EVs and EV charging infrastructure is developing at a terrific pace. The solutions that suppliers were offering a year ago are already very different from what they offer today, and the speed of progress is set to continue. 

As housebuilders and landlords, it is critical we consider not just the here and now but the long-term. We need to be confident that the solution we invest in today will not be outdated or superseded in five- or ten-years’ time. That’s a tall order and one that requires careful planning and consideration. 

To a certain extent, industry and suppliers will need to set aside commercial differences and collectively invest in further research and development. This should not be a box-ticking exercise but a collective effort for the greater good. Rather than rushing to invest in the technology that’s immediately available, we need to think carefully about what’s best for customers, now and in the future, in terms of practicality and affordability. 

Holistic approach
Plans to integrate EV charging points also need to be considered in line with good placemaking. How can parking space best be balanced, between providing communal open space, and the driveways required for charging points?
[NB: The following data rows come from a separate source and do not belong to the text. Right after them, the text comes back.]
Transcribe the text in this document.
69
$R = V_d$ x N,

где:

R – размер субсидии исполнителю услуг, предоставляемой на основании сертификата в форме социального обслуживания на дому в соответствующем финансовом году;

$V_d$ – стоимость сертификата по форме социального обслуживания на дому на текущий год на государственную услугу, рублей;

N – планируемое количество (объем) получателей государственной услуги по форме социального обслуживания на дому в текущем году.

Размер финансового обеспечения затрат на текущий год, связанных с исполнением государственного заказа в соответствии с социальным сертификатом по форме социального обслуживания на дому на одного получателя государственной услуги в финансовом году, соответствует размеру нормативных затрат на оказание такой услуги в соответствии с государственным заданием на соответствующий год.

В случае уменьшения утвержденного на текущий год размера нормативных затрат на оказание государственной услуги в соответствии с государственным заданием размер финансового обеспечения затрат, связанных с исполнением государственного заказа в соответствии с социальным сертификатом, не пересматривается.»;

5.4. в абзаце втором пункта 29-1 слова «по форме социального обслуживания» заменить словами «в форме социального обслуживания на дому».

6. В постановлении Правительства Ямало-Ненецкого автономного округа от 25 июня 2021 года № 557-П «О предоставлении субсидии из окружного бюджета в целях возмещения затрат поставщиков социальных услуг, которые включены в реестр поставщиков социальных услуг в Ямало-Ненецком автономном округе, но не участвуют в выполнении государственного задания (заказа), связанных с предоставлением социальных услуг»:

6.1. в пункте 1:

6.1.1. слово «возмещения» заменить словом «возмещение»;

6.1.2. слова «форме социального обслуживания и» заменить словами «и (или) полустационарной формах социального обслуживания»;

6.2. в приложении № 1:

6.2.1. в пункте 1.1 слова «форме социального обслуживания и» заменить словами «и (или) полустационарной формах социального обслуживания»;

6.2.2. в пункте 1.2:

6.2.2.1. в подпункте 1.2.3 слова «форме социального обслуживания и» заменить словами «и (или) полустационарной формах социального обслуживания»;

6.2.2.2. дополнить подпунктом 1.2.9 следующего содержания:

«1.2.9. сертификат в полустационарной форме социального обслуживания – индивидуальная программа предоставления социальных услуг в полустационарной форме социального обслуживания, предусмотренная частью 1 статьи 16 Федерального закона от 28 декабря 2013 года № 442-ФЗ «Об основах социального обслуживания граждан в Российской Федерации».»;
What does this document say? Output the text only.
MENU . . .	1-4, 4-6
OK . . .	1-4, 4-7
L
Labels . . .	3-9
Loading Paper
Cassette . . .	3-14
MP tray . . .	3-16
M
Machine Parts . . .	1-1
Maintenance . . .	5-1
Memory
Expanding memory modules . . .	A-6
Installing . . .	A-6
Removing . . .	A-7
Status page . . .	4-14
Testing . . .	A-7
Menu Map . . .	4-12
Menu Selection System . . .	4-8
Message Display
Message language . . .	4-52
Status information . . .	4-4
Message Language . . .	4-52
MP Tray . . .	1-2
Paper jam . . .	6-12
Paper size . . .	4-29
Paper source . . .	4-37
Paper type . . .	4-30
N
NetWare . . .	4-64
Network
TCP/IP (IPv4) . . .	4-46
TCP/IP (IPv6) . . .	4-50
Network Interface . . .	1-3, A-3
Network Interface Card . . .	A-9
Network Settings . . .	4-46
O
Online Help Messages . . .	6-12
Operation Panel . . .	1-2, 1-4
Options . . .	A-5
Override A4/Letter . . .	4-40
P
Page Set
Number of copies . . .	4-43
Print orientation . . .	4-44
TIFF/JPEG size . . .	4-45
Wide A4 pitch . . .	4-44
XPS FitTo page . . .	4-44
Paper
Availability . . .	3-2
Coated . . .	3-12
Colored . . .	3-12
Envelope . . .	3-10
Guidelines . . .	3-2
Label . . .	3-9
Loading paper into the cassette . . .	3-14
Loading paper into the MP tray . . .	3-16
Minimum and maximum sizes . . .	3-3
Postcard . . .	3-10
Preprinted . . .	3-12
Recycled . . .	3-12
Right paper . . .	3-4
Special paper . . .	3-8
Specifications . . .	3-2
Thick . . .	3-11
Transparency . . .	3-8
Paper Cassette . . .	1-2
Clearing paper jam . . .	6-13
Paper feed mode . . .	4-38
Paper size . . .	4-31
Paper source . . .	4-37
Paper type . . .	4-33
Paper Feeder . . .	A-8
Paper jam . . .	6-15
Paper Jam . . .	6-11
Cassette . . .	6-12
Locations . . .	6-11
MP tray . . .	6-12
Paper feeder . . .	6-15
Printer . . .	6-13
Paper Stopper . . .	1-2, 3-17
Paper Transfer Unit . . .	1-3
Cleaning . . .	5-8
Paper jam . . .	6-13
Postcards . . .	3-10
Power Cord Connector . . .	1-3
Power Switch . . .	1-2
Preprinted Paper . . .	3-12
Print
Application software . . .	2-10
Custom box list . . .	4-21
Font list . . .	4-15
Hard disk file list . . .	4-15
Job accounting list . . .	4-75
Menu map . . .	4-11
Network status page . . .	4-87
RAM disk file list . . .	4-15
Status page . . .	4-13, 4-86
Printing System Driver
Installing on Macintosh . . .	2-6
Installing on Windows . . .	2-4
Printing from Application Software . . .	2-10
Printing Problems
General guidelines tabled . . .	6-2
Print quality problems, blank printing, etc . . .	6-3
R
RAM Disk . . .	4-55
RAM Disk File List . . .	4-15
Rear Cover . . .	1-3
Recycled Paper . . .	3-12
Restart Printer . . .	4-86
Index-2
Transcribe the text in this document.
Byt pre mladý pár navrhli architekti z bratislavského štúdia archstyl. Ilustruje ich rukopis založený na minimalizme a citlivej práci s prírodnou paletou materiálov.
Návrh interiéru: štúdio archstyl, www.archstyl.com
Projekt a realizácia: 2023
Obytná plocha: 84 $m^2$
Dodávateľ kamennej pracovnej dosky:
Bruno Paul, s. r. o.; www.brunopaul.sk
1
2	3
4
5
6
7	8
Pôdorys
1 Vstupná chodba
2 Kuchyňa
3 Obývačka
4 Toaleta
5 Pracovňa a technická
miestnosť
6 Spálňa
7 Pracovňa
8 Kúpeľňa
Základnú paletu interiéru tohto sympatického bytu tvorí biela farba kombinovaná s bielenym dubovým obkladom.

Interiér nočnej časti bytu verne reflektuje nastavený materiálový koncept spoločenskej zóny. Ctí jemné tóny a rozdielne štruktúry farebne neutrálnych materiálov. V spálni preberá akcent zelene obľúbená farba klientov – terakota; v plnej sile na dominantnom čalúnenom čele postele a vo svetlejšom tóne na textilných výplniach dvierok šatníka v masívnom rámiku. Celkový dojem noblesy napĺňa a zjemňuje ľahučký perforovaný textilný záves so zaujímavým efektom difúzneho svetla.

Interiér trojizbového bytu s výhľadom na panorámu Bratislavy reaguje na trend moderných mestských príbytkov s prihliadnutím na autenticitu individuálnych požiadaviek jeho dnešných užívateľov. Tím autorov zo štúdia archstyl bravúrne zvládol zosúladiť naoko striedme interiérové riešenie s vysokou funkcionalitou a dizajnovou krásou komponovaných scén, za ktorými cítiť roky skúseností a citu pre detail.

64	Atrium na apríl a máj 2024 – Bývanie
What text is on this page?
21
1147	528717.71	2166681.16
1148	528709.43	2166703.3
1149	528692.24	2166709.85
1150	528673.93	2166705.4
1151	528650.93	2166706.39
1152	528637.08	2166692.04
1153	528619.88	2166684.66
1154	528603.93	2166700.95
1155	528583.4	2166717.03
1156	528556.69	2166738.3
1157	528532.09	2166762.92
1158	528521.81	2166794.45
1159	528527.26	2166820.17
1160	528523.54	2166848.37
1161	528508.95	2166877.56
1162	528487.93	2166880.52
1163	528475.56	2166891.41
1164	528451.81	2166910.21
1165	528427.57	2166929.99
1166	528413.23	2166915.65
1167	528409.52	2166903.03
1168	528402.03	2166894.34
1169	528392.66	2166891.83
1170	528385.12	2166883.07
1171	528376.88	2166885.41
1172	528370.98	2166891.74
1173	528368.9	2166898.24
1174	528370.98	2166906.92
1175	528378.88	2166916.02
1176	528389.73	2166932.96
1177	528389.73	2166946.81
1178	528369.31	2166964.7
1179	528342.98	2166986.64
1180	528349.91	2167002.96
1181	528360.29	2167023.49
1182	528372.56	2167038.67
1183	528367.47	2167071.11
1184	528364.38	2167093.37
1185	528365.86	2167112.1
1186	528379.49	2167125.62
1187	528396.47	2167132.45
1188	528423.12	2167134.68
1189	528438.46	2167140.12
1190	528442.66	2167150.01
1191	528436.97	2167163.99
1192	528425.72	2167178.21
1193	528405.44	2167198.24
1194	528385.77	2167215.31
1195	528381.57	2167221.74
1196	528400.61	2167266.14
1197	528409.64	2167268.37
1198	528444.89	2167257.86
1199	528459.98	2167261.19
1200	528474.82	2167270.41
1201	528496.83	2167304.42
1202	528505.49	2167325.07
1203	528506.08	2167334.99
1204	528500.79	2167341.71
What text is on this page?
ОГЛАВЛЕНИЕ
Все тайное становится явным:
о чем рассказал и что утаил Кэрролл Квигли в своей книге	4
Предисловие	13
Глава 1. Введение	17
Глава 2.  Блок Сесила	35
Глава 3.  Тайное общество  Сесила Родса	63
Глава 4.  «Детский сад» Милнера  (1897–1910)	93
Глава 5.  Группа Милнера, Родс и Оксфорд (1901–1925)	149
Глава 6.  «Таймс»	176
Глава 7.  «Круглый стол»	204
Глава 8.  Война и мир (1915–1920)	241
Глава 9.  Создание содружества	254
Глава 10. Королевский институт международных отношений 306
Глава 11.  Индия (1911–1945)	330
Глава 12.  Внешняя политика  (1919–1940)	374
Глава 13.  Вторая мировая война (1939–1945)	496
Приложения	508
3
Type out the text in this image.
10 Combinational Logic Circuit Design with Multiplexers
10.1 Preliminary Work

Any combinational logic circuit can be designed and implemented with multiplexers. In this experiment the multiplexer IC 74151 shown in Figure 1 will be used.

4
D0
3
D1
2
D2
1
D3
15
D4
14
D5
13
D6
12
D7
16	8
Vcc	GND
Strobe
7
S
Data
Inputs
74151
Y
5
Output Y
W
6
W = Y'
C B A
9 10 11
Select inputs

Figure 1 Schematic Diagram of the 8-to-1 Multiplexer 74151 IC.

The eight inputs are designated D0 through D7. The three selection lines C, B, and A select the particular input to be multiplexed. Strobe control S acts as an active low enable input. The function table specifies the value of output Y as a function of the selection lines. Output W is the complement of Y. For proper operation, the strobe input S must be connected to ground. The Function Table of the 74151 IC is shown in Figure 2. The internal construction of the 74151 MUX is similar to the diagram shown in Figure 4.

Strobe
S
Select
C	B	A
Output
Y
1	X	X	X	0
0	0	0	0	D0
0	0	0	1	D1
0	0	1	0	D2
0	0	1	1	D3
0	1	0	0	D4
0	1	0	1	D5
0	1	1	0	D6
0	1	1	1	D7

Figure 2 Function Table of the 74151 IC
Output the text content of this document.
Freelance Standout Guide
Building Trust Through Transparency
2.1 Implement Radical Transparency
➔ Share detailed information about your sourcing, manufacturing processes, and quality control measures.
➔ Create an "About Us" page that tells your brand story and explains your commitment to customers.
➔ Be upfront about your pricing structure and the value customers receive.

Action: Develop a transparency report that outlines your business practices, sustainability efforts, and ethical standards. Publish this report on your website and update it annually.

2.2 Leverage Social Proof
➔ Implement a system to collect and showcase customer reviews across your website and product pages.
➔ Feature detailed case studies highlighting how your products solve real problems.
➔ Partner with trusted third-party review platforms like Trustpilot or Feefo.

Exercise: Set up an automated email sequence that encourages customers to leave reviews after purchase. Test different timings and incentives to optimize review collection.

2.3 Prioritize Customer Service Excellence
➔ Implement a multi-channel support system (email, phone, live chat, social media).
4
Ultimately the challenge of delivering truly sustainable communities is a holistic one.

Of course, providing the necessary infrastructure for consumers to be able to invest, with confidence, in electrical vehicles has an important part to play. But let’s not forget that creating any sort of vehicle is carbon intensive; cars are largely made of steel and rubber. 

Together with developing EV infrastructure, we also need to reduce reliance on personal vehicles through car-sharing and improved low carbon public transport. Many new buildings are deliberately built without or with fewer car parking spaces to encourage people to travel by public transport. 

Looking at different mobility solutions may be key to making low carbon transport accessible and affordable for all. Considered in this way, what we have here is a huge opportunity to think differently and to improve community cohesion and engagement. 

Network capacity
Ensuring sufficient capacity will be something else for Government and housebuilders to consider. When planning developments and targeting a certain percentage of electric charger use, there needs to be sufficient capacity to deal with demand. It is estimated that the amount of electricity to run an electric car is about the same as that needed to power a house, so future schemes with charge points will need more network capacity.

The push for electric vehicles, indeed all efforts to drive forward a low carbon future, are welcome, but each is inter-reliant. As a sector we have a responsibility not simply to deal with this latest challenge in isolation but instead to consider the bigger picture and a future that is sustainable, in every sense. At Abri, our first priority remains with our customers and delivering future homes and communities that work for them. 

Jonathan Rickard is Head of Sustainability and Design at Abri, a housing provider in the south of England which builds and manages homes for affordable and social rent, Shared Ownership and Help to Buy.